Volume of a sphere with a cyclinder drilled through it

A ball of radius 13 has a round hole of radius 6 drilled through its center. Find the volume of the resulting solid.

This doesn't seem to be complicated, but as usual, my answers aren't correct.

Volume of the ball is (4/3)*pi*(13^3).

But what's the volume of the hole? Is the hole cylinder or spherical?

Re: Volume of a sphere with a cyclinder drilled through it

Quote:

Originally Posted by

**fgn** It will not be a cylinder. Look at the top/bottom of the thing that you have drilled out. It will not be flat, it will be curved just like the ball.

First look at the circle $\displaystyle y^2 + x^2 = 13^2 $

To me this is a slice of the ball through the center.

Now consider $\displaystyle y = \int_0^6\sqrt{13^2 - x^2}\,dx $

If you rotate this around the y-axis you'll get the volume of the drilled hole.

So the searched volume $\displaystyle V $ will be

$\displaystyle V = \frac{4\pi}{3}13^3 - \pi\int_0^6(13^2 - x^2)\,dx $

The above work is a good attempt, but is wrong....you are using the disk method because you are integrating pi*r^2, but in this case, r is the equation of the x value, which is in terms of y. so you solve the equation of a cirlce for x instead of y and integrate from -10 to 10. but between y=-8 and y=8, the equation of the cirlce will give us the x value of the cirlce and not the cylinder. to get the x value of the cylinder, we have to set up a piecewise function where x=6 on -8>y>8 and the equation for the cirlce SQUARED(because pi*r^2) solved for x in two integrals from -10 to -8 and from 8 to 10. add those two together and then add the integral of 6^2 from -8 to 8 and then multiply by pi but this is tricky because the x value for the hole is a piecewise function and thus is TRICKY to integrate. so just stick to the curves instead of the lines :) lets use the cylinder method instead of the disk/washer method.

R=13

r=6

here is the correct solution:

$\displaystyle equation of a cirlce = x^2 + y^2 = R^2$ ****NOTE THIS IS BIG R AND NOT LITTLE R******

since the cylinder's radius runs along the y-axis, we have to solve for y (this is the general rule) and we integrate with respect to x since y is in terms of x (aka y = an equation with x in it)

more simply, the range of the integral is in x and the equation of the cylinder is solved to get only x values

since we integrate the cylinder, we use the surface area formula and not the volume formula (integrating moves us one step up and the steps going up are point, surface area, volume, holy holy compliccated)

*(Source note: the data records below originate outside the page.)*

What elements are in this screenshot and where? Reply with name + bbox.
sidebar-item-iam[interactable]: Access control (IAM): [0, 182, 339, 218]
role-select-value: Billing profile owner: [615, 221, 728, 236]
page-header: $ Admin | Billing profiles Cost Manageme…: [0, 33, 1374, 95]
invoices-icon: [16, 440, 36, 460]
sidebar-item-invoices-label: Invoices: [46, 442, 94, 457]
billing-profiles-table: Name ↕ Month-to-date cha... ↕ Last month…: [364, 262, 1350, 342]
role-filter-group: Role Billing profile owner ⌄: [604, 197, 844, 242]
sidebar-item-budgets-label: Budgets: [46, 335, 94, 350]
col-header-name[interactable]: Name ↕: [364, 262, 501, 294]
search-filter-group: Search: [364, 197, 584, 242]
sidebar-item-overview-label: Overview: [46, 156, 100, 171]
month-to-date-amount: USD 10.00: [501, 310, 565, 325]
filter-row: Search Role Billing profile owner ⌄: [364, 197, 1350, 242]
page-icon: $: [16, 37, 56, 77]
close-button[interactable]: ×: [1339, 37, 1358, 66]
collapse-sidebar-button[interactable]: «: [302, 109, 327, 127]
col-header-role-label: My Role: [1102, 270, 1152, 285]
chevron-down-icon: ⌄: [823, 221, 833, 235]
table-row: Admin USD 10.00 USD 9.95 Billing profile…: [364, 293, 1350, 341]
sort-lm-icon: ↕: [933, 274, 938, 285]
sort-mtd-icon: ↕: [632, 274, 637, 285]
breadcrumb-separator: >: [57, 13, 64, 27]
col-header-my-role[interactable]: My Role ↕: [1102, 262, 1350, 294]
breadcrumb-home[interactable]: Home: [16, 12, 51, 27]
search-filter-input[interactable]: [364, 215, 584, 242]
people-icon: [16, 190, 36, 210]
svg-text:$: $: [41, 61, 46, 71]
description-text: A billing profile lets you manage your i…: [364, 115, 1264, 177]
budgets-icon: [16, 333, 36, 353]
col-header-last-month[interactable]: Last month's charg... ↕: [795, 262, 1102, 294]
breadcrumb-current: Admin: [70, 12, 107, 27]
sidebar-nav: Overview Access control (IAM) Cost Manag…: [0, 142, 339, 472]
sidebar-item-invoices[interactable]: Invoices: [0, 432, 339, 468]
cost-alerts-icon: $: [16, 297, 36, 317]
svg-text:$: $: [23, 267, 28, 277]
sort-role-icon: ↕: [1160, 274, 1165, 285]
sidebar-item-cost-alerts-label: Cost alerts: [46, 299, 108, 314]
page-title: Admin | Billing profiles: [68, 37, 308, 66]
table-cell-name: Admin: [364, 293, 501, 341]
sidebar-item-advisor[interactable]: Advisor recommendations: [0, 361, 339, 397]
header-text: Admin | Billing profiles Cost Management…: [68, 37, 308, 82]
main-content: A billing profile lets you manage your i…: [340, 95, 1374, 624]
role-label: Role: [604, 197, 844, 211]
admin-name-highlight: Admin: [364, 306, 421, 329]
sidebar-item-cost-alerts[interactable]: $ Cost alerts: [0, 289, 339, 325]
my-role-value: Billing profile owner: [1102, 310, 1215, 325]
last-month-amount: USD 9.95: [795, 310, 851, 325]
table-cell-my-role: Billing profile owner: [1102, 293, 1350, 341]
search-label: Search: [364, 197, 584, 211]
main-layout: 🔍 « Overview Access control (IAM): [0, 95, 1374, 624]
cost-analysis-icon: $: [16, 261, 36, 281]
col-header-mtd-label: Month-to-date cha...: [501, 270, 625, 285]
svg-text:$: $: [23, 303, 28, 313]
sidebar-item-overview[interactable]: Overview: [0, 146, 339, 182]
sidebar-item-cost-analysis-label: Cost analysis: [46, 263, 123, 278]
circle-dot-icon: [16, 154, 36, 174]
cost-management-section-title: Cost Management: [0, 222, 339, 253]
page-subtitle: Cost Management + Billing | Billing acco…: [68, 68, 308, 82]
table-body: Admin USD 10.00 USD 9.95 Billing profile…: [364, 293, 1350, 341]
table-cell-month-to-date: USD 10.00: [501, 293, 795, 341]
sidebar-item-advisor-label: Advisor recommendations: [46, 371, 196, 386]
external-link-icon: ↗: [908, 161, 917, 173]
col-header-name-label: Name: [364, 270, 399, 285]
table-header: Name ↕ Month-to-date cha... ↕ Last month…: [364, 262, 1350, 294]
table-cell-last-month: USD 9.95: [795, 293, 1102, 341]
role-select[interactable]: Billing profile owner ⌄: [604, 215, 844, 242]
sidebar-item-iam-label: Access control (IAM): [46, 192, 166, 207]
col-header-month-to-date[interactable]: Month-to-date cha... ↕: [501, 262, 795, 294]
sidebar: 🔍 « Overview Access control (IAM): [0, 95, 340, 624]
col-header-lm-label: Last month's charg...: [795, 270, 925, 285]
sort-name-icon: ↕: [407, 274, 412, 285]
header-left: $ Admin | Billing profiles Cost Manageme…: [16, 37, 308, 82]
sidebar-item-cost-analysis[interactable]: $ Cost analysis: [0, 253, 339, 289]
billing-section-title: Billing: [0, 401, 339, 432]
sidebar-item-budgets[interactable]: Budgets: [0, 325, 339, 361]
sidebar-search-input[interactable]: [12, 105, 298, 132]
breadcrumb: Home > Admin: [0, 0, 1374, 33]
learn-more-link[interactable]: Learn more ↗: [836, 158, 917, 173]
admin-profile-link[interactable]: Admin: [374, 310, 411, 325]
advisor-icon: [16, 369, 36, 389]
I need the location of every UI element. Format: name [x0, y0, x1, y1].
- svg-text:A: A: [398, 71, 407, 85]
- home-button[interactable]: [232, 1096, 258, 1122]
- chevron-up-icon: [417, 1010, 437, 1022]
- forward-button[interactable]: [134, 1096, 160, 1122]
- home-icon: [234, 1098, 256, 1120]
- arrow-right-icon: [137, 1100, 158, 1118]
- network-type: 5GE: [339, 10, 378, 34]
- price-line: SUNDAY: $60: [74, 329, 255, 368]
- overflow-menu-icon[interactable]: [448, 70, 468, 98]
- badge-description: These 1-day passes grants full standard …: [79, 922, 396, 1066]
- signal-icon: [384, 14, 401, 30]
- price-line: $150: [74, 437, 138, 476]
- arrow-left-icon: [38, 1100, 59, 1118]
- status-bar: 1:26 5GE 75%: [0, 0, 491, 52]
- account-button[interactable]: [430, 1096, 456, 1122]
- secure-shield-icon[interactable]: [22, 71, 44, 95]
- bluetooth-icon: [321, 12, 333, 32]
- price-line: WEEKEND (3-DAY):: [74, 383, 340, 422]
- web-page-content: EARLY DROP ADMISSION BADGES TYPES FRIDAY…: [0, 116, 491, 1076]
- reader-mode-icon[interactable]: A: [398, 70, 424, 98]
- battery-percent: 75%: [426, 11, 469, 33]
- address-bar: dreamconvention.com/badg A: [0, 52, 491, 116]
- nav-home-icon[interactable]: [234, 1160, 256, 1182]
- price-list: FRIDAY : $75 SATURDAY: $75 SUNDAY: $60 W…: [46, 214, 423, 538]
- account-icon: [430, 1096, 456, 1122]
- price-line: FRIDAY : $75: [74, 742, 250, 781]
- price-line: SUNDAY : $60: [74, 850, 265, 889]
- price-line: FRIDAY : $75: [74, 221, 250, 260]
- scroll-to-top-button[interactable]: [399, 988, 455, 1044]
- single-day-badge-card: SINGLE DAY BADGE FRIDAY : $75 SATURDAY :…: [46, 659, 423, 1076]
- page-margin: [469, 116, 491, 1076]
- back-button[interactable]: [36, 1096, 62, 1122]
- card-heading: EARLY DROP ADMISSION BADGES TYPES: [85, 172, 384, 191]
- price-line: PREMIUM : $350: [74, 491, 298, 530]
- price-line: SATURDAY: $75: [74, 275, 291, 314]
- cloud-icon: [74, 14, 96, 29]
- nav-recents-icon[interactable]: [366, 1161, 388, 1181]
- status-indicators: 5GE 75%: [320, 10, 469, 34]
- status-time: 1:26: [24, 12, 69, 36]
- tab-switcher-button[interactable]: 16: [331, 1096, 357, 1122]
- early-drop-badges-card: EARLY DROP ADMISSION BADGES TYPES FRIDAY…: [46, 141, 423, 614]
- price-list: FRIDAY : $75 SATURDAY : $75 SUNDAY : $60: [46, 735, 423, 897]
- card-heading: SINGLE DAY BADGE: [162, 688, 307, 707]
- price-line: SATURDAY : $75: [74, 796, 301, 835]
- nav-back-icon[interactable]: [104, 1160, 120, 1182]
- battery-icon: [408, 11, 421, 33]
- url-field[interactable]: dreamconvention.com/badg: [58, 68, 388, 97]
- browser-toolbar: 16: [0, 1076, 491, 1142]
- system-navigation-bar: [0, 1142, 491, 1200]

so integrating surface area gives us the volume

surface area of a cylinder is:

$\displaystyle SA(cylinder)=2*pi*r*h$

but whats r and whats h?

r is 6 right? NO, r is only 6 when we are at the maximum, the radius of the cylinder is just x because the radius runs along the y axis remember? draw a picture of the cylinder on a graph

$\displaystyle r=x$

h is the height of the cylinder, so how do we find that out? refer to a picture and you will see that the only equation we have is that of the circle. this equation can be solved for y and gives us this:

$\displaystyle y=\sqrt{R^2-x^2}$

but this only gives us the y-coordinate, we want the height of the cylinder and all we have is the y value. this y value is actually the radius of the cirlce, which is half the height of the cylinder!(you must see this)

so h is just 2 times y which is $\displaystyle h=2*\sqrt{R^2-x^2}$

so create the integral for your cylinder via x values and you get this:

$\displaystyle 2*pi*\int_0^6\(r*h)dr$ which is plugged in as $\displaystyle 4*pi*\int_0^6\(x*\sqrt{R^2-x^2}\)dx$ you can use trig sub to solve this integral with out a calculator since R is a constant

then just subtract this from the $\displaystyle (4/3)*pi*R^2$

Re: Volume of a sphere with a cyclinder drilled through it

yes thank you for pointing out that a post from 7.5 years ago is incorrect.

Fgn and Thedoge were getting awfully hungry sitting at their pc waiting for an answer.